Investors cheer Vietnam reforms, To Lam re-appointment as Communist Party chief

Vietnam’s Communist Party General Secretary To Lam (left) and President Luong Cuong cast their votes to elect Party Central Committee members during the 14th National Party Congress in Hanoi on Thursday. (Photo: VNA/handout via Reuters)
Vietnam’s Communist Party General Secretary To Lam (left) and President Luong Cuong cast their votes to elect Party Central Committee members during the 14th National Party Congress in Hanoi on Thursday. (Photo: VNA/handout via Reuters)

HANOI – Vietnam’s foreign and domestic investors ‌have welcomed top leader To Lam’s economic reform drive, but his goal ​of double-digit growth under a model that has been called “market Leninism” looks unrealistic, economists and analysts say.

Vietnam’s ‌Communist ​Party on Friday re-appointed ‌To Lam as ‌its general secretary ⁠for the next five years, according to ‌an announcement ‍made at ‌its ​congress.

Reappointed Communist Party chief, Lam has led the Southeast Asian manufacturing hub to faster growth than its regional peers since he took office in mid-2024. Its stock market climbed nearly 40% last year, outpacing most other emerging markets, despite headwinds from US trade tariffs and frequent natural disasters.

To maintain the momentum, Lam has promised a “new growth model”, led by Vietnam’s conglomerates, that focuses ‌on innovation and the digital economy, pivoting from the reliance on exports and cheap labour that have fuelled a decades-long economic boom by luring manufacturing investments from foreign multinationals such as Samsung, Apple and Nike.

Lam pledges 10% growth, World Bank tips 6.3% this year

While courting foreign capital and technology remains a priority, Lam says ‌Vietnam must gradually move beyond cheap labour, pledging annual growth of at least 10% for the rest of this decade.

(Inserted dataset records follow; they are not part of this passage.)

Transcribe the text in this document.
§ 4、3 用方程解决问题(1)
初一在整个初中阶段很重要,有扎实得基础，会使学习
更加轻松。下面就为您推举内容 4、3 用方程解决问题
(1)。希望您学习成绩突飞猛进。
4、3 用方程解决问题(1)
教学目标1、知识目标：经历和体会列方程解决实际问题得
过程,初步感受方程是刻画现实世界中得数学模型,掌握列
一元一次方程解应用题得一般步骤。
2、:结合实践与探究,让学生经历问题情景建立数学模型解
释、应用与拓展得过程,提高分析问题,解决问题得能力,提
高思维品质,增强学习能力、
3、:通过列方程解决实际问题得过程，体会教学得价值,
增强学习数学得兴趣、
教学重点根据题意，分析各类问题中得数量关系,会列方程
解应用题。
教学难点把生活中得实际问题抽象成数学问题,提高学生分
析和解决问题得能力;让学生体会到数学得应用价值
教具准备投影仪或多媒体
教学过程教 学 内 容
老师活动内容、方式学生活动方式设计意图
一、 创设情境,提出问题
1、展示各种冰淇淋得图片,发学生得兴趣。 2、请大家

Growth accelerated to 8% last year from 7% in 2024.

“Vietnam is on track to be the region’s outperformer in the next five years,” said Adam Samdin, an economist at Oxford Economics. But even if Lam’s reforms succeed, 10% growth may be too ⁠optimistic, he said.

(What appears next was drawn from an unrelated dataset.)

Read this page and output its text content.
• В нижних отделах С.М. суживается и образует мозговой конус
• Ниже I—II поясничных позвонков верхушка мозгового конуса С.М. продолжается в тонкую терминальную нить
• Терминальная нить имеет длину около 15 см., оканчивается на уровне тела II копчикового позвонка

That would require faster wage growth to spur consumption, potentially eroding Vietnam’s cost advantage with multinationals, he said.

The World Bank predicts Vietnam will keep growing faster than its regional peers but forecasts a slowdown to 6.3% growth this year and 6.7% in 2027, weighed by a delayed impact from President Donald Trump’s tariffs.

Vietnam’s government did not immediately respond to a request for comment on Lam’s economic targets.

His policy pivot “marks a structural transformation rather than a mere adjustment of economic policy,” said Tran Thi Mong Tuyen, a researcher at the Pacific Forum, a Hawaii-based institute. But she cautioned the shift is constrained by US-China tensions, as it demands closer ties with Washington and other top investors even as Vietnam depends on neighbouring giant China for materials and components.

Exports to the United States, Vietnam’s largest market, hit ‌record ‍highs last year despite Trump’s tariffs, though the levies could bite in coming months. The White House has criticised Hanoi’s reliance on Chinese inputs, accusing it of serving as a waypoint for Chinese goods bound for the US.

Vietnam’s government has said it would crack down ‌on ​illegal transhipment.

State to keep heavy hand under ‘market Leninism’

Lam’s growth recipe so far has mixed sweeping government job cuts, breakneck credit expansion, heavy infrastructure spending and a stronger role for the private sector, despite concerns over financial risks, waste and favouritism. 

Enthusiasts compare his agenda to Vietnam’s late-1980s Doi Moi liberalisation wave that ignited decades of growth. Still, the state will retain primacy, nurturing national champions with subsidies while setting their targets – pushing large private groups toward quasi–state-owned status, according to analysts and diplomats.

Alexander Vuving of the Asia-Pacific Center for Security Studies calls it “market Leninism, in which the party-state relies primarily on the private sector to turbocharge economic growth but a number of private ⁠conglomerates will benefit disproportionately due to their intimate relations with the government.”

Soon after becoming party chief, Lam completed Vietnam’s most comprehensive administrative reform ​in decades, trimming layers of local and central government. Nearly 150,000 officials lost their jobs and power structures were redrawn, in an overhaul that at times appeared to mimic that of Argentina’s libertarian president Javier Milei.

Intended to slash red tape, simplify rules and accelerate decisions, the reform has, however, at times produced delays as bureaucracies adjust.

Many foreign investors and diplomats have praised the push – and Vietnam’s political ​stability. Still, “Vietnam continues to present a heavier regulatory burden than regional peers,” said analyst Laura Schwartz at risk intelligence firm Verisk Maplecroft.

“Deterioration ‍in these indicators over the past year suggests that reform efforts have yet to deliver greater regulatory predictability for businesses,” she said.